Published on March 29th, 2011 | by Rahel Bailie4
Content Workflow Diagram
This week’s example of a content strategy deliverable is a content workflow diagram provided by Ingserv‘s Richard Ingram. This deliverable gets created when you’re determining the workflow for each type of communication piece. This particular example depicts a mid-to-large firm’s content workflow process for the publication of a new press release.
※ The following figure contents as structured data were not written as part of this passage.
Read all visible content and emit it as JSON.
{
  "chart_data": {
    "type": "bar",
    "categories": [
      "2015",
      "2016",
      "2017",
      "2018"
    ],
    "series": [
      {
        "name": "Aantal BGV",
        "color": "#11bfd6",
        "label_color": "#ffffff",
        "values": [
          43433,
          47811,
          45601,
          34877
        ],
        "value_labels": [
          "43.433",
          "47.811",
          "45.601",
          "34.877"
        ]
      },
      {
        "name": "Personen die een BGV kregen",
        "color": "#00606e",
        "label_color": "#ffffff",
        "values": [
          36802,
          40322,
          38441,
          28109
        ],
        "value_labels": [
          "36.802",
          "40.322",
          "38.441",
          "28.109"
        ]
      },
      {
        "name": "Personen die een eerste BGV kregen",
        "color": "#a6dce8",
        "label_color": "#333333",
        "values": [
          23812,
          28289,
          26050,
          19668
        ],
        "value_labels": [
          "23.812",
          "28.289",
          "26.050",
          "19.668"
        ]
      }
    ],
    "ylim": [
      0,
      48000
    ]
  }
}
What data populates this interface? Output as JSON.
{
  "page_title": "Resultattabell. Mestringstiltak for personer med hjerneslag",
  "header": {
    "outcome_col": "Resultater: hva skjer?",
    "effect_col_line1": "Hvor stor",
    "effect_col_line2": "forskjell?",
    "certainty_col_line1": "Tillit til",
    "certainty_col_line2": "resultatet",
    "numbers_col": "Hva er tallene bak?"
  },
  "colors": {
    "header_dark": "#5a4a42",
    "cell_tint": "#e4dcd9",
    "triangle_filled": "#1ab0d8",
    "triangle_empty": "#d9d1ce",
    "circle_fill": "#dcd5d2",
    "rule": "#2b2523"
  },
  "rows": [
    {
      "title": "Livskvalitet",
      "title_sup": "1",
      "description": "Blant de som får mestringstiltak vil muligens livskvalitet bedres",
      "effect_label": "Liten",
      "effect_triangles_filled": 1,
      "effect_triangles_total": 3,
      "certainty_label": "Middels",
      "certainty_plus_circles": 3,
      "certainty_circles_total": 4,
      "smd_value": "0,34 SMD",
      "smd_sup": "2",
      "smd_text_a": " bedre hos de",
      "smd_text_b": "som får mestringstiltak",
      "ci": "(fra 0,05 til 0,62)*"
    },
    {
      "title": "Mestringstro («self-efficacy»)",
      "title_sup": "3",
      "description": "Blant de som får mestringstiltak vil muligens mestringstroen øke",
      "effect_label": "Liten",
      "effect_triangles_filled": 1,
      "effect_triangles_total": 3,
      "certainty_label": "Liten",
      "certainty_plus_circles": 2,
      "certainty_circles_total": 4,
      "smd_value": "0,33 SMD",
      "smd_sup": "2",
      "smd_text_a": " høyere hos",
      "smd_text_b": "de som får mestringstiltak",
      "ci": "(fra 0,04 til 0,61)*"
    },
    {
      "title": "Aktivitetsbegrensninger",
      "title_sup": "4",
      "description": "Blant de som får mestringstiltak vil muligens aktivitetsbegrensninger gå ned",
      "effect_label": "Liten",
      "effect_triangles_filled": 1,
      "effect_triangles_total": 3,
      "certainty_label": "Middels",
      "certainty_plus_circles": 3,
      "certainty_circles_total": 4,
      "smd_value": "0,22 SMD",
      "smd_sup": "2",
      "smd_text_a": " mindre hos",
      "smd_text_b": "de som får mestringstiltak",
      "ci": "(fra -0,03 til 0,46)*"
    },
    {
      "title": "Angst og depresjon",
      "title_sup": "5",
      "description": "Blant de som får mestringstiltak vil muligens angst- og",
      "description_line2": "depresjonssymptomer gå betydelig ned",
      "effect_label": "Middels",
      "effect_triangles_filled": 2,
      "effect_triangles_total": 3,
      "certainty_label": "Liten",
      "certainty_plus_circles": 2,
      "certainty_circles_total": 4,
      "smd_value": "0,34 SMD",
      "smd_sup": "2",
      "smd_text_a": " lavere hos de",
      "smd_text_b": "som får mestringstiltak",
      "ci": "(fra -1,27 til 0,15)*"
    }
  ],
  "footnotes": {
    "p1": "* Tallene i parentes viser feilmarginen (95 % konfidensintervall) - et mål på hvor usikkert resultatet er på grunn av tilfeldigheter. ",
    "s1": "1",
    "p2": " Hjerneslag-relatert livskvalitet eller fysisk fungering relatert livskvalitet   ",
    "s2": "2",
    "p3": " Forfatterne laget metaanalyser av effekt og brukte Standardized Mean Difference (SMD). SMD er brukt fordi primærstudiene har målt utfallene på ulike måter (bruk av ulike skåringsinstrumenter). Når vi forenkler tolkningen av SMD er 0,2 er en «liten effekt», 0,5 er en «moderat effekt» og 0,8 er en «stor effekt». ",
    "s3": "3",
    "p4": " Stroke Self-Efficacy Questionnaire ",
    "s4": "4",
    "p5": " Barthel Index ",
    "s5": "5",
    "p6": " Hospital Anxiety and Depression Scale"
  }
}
If the format looks familiar, it’s because in the vein of “great minds think alike”, Ann Rockley also uses swimlane diagrams, as shown in her book, Managing Enterprise Content. Richard has added a few extra extra components to provide clients with more context. Richard adds that “there’s nothing about the design process of these types of diagrams that I would consider complicated. Usually, once we’re all happy with what I’ve sketched on paper, I like to use OpenOffice.org’s Draw to rapidly sketch the final diagrams. With several diagrams of this type for any one project I even insist on using Draw’s gallery of preset shapes and icons. I save so much time doing it this way.”
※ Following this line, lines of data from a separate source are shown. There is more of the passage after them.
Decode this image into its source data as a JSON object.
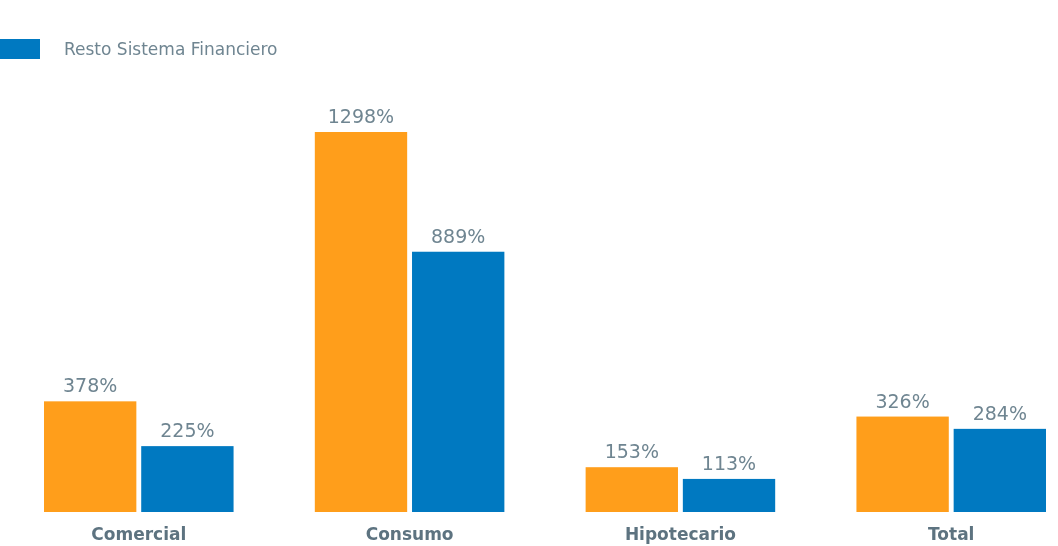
{
  "chart_data": {
    "type": "bar",
    "categories": [
      "Comercial",
      "Consumo",
      "Hipotecario",
      "Total"
    ],
    "series": [
      {
        "color": "#ff9e1b",
        "values": [
          378,
          1298,
          153,
          326
        ],
        "value_labels": [
          "378%",
          "1298%",
          "153%",
          "326%"
        ]
      },
      {
        "name": "Resto Sistema Financiero",
        "color": "#0079c1",
        "values": [
          225,
          889,
          113,
          284
        ],
        "value_labels": [
          "225%",
          "889%",
          "113%",
          "284%"
        ]
      }
    ],
    "legend": "top left"
  }
}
As an aside, I’ve noticed that many organizations are averse to technology-assisted workflow. In fact, one CMS vendor told me that over 80% of customers never turn on the workflow module. Sometimes it’s because it’s “one-step workflow” – the communications person writes, edits, and uploads the content – and that’s fair enough. Other times, it’s resistance to change that holds an organization back. The manager wants to see a Word document, print it out, mark it up, and give it to the admin person who is tasked up the upload process. It works well – until there’s a problem and no one can establish the audit trail for the content. However, documenting workflow is quite useful for situations where content is componentized, re-used, is destined for multiple outputs, or has multiple touchpoints within an organzation.